Paliwo+. PiS chwali się niskimi cenami, ale to nie jego zasługa

- Ceny paliwa za rządów PiS znacznie spadły i wynoszą obecnie ok. 4 zł, a ceny paliwa za rządów PO i PSL wynosiły blisko 6 zł - chwalił się Bogdan Rzońca, szef sejmowej komisji infrastruktury. Problem w tym, że żadna w tym zasługa partii rządzącej.

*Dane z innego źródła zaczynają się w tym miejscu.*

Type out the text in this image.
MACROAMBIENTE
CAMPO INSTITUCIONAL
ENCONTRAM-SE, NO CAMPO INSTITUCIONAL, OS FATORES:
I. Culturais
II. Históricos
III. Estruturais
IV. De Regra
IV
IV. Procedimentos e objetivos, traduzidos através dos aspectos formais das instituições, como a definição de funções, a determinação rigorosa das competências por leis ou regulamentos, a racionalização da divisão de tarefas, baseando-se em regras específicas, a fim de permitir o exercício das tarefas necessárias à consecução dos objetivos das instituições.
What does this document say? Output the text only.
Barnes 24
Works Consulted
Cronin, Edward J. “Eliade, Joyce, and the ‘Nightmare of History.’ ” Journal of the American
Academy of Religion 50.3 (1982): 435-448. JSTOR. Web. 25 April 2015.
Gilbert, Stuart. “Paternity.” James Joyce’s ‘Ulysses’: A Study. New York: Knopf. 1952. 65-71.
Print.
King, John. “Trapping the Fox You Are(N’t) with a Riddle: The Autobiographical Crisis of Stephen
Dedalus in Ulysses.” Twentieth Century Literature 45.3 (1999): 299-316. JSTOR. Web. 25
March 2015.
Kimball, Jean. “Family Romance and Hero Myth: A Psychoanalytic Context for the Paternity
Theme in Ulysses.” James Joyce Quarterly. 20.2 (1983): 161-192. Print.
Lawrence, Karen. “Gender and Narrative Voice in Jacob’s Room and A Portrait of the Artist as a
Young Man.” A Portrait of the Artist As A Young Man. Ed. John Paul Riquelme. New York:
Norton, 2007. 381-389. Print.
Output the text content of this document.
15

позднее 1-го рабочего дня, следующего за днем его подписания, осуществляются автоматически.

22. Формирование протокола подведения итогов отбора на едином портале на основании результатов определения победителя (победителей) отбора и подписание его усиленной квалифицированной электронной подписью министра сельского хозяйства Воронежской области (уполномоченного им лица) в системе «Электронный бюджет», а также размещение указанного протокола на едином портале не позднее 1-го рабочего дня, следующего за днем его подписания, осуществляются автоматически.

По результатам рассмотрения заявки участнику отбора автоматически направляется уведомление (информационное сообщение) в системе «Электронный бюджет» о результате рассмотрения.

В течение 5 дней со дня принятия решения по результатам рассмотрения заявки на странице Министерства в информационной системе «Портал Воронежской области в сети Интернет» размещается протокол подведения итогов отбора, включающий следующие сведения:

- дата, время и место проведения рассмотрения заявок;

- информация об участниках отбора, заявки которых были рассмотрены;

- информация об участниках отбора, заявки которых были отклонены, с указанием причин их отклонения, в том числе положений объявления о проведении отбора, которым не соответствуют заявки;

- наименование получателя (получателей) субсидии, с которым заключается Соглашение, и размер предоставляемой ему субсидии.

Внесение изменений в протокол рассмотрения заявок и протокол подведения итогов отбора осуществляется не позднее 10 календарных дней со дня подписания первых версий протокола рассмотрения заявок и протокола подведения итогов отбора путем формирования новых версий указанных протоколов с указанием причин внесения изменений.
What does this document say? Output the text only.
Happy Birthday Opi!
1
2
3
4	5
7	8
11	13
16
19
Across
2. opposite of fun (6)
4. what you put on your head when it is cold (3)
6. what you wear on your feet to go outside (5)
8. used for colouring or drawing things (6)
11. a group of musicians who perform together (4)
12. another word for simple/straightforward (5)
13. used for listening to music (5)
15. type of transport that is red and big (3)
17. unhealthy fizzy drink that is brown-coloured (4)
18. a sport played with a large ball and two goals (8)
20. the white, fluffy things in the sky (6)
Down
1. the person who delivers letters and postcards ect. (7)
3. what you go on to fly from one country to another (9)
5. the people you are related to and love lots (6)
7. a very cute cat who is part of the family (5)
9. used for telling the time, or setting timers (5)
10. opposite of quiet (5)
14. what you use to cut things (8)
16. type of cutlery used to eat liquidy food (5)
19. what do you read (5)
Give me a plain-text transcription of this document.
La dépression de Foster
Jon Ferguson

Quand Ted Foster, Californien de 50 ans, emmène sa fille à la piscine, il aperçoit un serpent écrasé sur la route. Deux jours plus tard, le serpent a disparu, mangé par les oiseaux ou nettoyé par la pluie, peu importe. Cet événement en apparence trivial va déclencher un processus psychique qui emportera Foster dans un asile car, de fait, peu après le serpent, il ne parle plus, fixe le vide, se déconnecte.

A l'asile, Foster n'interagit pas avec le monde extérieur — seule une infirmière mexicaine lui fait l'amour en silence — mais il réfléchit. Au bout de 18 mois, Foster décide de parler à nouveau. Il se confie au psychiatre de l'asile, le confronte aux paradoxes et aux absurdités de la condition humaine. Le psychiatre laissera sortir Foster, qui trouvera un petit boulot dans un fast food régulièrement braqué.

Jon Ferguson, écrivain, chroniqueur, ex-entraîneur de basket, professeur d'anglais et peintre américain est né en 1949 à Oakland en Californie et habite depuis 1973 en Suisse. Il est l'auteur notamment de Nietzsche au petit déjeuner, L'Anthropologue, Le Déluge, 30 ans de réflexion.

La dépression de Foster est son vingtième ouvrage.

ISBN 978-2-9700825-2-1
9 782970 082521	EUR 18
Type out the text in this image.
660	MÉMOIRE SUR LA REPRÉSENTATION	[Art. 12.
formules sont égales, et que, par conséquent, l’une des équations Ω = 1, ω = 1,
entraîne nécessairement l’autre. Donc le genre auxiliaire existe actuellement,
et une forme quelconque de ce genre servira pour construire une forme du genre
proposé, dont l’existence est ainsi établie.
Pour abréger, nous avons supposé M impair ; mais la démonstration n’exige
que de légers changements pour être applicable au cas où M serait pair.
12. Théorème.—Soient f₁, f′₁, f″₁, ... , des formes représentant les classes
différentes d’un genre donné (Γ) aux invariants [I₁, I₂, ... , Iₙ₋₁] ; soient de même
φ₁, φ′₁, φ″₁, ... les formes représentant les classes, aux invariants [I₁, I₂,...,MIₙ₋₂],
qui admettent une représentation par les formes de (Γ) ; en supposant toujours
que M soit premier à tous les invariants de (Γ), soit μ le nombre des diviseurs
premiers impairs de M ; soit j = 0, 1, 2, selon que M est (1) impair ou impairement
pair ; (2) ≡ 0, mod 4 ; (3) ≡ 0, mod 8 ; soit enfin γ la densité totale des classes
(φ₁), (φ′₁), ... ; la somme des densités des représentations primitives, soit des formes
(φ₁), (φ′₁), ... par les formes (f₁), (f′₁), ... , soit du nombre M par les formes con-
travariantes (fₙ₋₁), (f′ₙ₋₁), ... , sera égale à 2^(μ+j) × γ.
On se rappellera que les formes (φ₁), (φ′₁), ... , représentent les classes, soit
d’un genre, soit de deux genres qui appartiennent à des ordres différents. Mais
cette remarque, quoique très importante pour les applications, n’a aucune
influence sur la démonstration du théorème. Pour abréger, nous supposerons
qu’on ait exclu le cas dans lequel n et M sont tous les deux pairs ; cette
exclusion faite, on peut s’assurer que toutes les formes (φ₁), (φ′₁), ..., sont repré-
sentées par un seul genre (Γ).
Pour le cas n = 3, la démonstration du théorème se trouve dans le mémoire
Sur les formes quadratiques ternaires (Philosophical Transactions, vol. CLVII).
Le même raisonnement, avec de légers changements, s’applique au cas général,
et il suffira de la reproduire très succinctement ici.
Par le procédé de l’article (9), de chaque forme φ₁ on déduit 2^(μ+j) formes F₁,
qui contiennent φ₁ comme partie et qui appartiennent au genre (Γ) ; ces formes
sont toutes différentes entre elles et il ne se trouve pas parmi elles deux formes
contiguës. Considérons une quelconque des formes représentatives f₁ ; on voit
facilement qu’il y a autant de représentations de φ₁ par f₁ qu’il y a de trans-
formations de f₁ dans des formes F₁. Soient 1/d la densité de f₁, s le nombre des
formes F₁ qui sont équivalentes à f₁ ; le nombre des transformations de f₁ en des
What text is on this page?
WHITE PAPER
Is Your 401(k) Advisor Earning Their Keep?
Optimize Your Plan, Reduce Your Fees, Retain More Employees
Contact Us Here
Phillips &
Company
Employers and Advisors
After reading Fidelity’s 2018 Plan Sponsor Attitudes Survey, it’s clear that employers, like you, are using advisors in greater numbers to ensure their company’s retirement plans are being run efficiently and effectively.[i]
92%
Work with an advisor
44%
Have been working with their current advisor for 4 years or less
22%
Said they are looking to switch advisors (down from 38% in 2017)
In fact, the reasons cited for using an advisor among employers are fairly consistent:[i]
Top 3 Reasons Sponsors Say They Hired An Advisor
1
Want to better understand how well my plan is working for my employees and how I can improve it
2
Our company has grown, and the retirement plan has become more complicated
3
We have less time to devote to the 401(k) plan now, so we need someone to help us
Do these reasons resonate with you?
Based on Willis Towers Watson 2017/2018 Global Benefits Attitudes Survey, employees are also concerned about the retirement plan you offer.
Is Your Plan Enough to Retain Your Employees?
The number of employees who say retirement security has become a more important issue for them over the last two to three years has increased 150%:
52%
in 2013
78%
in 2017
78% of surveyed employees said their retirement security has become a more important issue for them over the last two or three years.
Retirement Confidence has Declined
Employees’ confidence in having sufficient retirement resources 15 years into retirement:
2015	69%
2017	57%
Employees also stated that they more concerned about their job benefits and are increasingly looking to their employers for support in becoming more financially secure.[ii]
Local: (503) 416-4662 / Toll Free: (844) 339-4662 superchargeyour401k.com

Przypominamy, co składa się na cenę, którą widzimy na dystrybutorze.

Paliwo+. PiS chwali się niskimi cenami, ale to nie jego zasługa
Źródło zdjęć: © WP.PL | Marek Wieliński
Jakub Ceglarz

11.07.2017 | aktual.: 11.07.2017 14:13

Wprowadzenie opłaty drogowej przez PiS budzi spore kontrowersje. Oznaczać ona będzie podwyżki cen paliw po 25 gr na litrze.

Jednak przewodniczący komisji infrastruktury Bogdan Rzońca z PiS chwali się na łamach PAP, że za rządów jego partii litr benzyny kosztuje ok. 4 zł, więc "mamy teraz ten dobry moment, bo mamy niską cenę paliwa". Dobry moment na co? Oczywiście na podwyżki i wprowadzenie nowego podatku.

Problem w tym, że spadek cen to żadna zasługa polityków, którzy nie zrobili absolutnie nic w tym kierunku. A pole manewru władza ma bardzo duże, o czym zresztą politycy PiS chętnie mówili - ale gdy byli w opozycji.

Zresztą tak samo, jak żadną zasługą Donalda Tuska nie było paliwo po 3,70 w grudniu 2008 roku, gdy po wybuchu kryzysu finansowego światowe ceny ropy spadły o prawie 70 proc.

Samego paliwa w paliwie jest bowiem mniej niż połowa. Większość (ok. 57 proc.) to akcyza, podatek VAT oraz opłata paliwowa, które trafiają do budżetu. Obniżka choćby jednego z nich mogłaby spowodować, że tankowalibyśmy nawet nie za 4, a nawet za 3 zł za litr.

Gdy bowiem na dystrybutorze widzimy 4,30 zł za litr benzyny bezołowiowej, to oznacza, że benzyna kosztuje zaledwie… 1,79 zł. Reszta to wspomniane obciążenia publiczne i znikoma marża dystrybutora.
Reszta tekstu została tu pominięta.